Watch NASA build its VIPER moon rover with these free online watch parties

NASA’s first robotic moon rover is ready for final assembly and testing, and you can watch engineers bring the lunar explorer to life. 

The rover, called VIPER (Volatiles Investigating Polar Exploration Rover), will explore the moon and collect water-ice samples from permanently shadowed areas near the lunar south pole. VIPER has an expected launch date of November 2024, and its mission team has begun final assembly and testing procedures, which NASA will broadcast live during monthly watch parties for the public to follow along in the final stages of preparing the rover for space. 

“We’re really excited for people to see the VIPER rover hardware coming together,” Daniel Andrews, the VIPER mission project manager at NASA Ames Research Center in California, said in a statement from the space agency. “All of our planning and ideas are now going into building this first-of-its-kind moon rover.”

Related: Watch NASA’s VIPER moon rover practice leaving its lunar lander (video) 

Over the last several months, the rover’s individual components — including its lights, wheels and science instruments — have been put to the test and are now being pieced together at NASA’s Surface Segment Integration and Testing Facility clean room at the Johnson Space Center in Houston, according to the statement. 

NASA will host live events once a month from November 2023 through January 2024, during which mission specialists will answer questions from the public and provide updates on the rover, which will weigh approximately 1,000 pounds once fully assembled. 

The first watch party took place on Nov. 8:

Viewers can check the VIPER mission page for more information on when the next watch party will air online. The current schedule is: 

  • Wednesday, Dec. 6 at noon PST / 3 p.m. EST 
  • (Spanish-speaking) Thursday, Dec. 7 at noon PST / 3 p.m. EST 
  • Wednesday, Jan. 10 at noon PST / 3 p.m. EST, and 
  • (Spanish-speaking) Thursday, Jan. 11 at noon PST / 3 p.m. EST 

VIPER is slated to land on Mons Mouton, a mountain near the moon’s south pole. It will touch down near the western rim of Nobile crater, where it will be tasked with characterizing the lunar environment to aid in choosing future Artemis program landing sites. 

Part of NASA’s Artemis program aims to set up a permanent settlement at the moon’s south pole, where some areas of the lunar surface never receive direct sunlight and thus are extremely cold.
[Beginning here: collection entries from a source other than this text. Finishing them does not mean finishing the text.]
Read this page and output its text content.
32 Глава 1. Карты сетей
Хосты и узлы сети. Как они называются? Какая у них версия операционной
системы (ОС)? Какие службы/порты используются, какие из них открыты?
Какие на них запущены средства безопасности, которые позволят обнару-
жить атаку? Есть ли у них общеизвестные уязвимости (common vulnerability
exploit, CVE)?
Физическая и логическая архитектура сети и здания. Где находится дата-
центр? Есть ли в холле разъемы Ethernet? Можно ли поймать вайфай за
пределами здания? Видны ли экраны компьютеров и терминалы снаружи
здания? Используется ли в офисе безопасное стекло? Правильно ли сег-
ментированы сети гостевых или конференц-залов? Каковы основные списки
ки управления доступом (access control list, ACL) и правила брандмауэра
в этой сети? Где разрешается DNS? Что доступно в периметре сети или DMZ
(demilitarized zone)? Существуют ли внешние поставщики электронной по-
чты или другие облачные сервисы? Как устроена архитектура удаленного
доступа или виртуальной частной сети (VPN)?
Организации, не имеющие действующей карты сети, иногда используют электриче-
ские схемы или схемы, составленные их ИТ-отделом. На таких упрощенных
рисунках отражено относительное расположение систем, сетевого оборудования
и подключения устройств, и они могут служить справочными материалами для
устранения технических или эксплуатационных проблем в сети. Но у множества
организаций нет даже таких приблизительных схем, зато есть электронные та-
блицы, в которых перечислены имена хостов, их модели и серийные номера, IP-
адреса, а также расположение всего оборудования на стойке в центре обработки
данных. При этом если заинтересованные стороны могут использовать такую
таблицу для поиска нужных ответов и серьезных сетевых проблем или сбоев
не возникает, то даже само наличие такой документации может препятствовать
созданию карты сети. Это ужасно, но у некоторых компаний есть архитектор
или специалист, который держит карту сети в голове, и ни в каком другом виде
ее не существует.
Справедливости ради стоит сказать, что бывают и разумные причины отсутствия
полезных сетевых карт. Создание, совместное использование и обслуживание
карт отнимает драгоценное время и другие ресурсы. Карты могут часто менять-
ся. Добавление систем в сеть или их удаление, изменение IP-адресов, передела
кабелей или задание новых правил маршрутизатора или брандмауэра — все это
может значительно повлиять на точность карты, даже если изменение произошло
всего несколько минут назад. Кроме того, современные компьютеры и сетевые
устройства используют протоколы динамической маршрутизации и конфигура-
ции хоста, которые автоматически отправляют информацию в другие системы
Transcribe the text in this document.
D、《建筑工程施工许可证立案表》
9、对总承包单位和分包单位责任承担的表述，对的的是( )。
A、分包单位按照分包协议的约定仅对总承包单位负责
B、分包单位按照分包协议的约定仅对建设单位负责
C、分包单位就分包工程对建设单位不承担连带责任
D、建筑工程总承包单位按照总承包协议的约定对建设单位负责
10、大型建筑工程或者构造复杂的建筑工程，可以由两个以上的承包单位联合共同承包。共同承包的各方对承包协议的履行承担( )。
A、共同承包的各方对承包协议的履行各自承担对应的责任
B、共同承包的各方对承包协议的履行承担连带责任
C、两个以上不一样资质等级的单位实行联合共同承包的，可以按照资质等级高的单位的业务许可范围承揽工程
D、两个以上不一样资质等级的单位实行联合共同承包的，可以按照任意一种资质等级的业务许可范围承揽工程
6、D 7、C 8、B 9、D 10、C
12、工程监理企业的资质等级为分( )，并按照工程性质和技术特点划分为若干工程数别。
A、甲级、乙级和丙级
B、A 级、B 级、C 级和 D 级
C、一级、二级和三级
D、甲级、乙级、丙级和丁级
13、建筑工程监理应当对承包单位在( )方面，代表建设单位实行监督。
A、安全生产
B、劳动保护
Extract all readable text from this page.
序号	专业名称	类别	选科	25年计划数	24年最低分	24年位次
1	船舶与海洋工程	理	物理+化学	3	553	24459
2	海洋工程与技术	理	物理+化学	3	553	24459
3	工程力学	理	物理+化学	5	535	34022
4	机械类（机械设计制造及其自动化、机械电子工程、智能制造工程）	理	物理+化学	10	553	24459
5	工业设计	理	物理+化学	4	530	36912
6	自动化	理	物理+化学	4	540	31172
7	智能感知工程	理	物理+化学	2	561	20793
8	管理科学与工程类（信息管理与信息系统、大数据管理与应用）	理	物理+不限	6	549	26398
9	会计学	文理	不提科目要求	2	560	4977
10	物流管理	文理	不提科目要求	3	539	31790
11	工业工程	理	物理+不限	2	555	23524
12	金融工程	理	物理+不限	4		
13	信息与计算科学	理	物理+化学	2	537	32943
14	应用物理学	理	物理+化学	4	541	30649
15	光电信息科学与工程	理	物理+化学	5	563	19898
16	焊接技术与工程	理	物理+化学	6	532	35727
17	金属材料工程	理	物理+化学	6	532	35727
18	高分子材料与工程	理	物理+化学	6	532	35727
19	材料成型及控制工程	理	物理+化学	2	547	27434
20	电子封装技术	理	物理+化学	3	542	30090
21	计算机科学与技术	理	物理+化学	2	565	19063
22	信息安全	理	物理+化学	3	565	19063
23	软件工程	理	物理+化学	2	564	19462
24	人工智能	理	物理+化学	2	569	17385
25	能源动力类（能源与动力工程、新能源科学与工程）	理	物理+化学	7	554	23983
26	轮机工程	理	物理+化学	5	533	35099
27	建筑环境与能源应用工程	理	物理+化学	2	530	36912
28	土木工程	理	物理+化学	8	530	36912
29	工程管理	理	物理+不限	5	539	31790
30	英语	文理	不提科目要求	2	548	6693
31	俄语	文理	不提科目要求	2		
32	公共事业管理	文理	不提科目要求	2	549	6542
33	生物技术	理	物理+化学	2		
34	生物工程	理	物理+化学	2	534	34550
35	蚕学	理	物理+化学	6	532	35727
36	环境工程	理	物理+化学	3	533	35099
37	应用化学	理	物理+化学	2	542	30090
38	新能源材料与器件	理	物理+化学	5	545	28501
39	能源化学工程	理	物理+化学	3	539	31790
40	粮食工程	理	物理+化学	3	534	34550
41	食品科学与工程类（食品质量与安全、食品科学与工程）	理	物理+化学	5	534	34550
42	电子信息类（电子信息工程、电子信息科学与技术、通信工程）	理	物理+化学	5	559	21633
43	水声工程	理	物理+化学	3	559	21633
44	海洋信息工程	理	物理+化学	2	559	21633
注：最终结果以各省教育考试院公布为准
VIPER will play a key role in helping determine locations where water and other resources could be harvested to sustain humans during extended stays on the moon.

“Using its drill and three science instruments, researchers will gain a better understanding of how frozen water and other volatiles are distributed on the moon, their cosmic origin, and what has kept them preserved in the lunar soil for billions of years,” NASA officials said in the statement. 

VIPER has many months of final assembly and testing ahead before it will be ready to ship to the Astrobotic Payload Processing Facility in Florida in mid-2024. Make sure to follow along as the rover gears up for its launch to the lunar surface.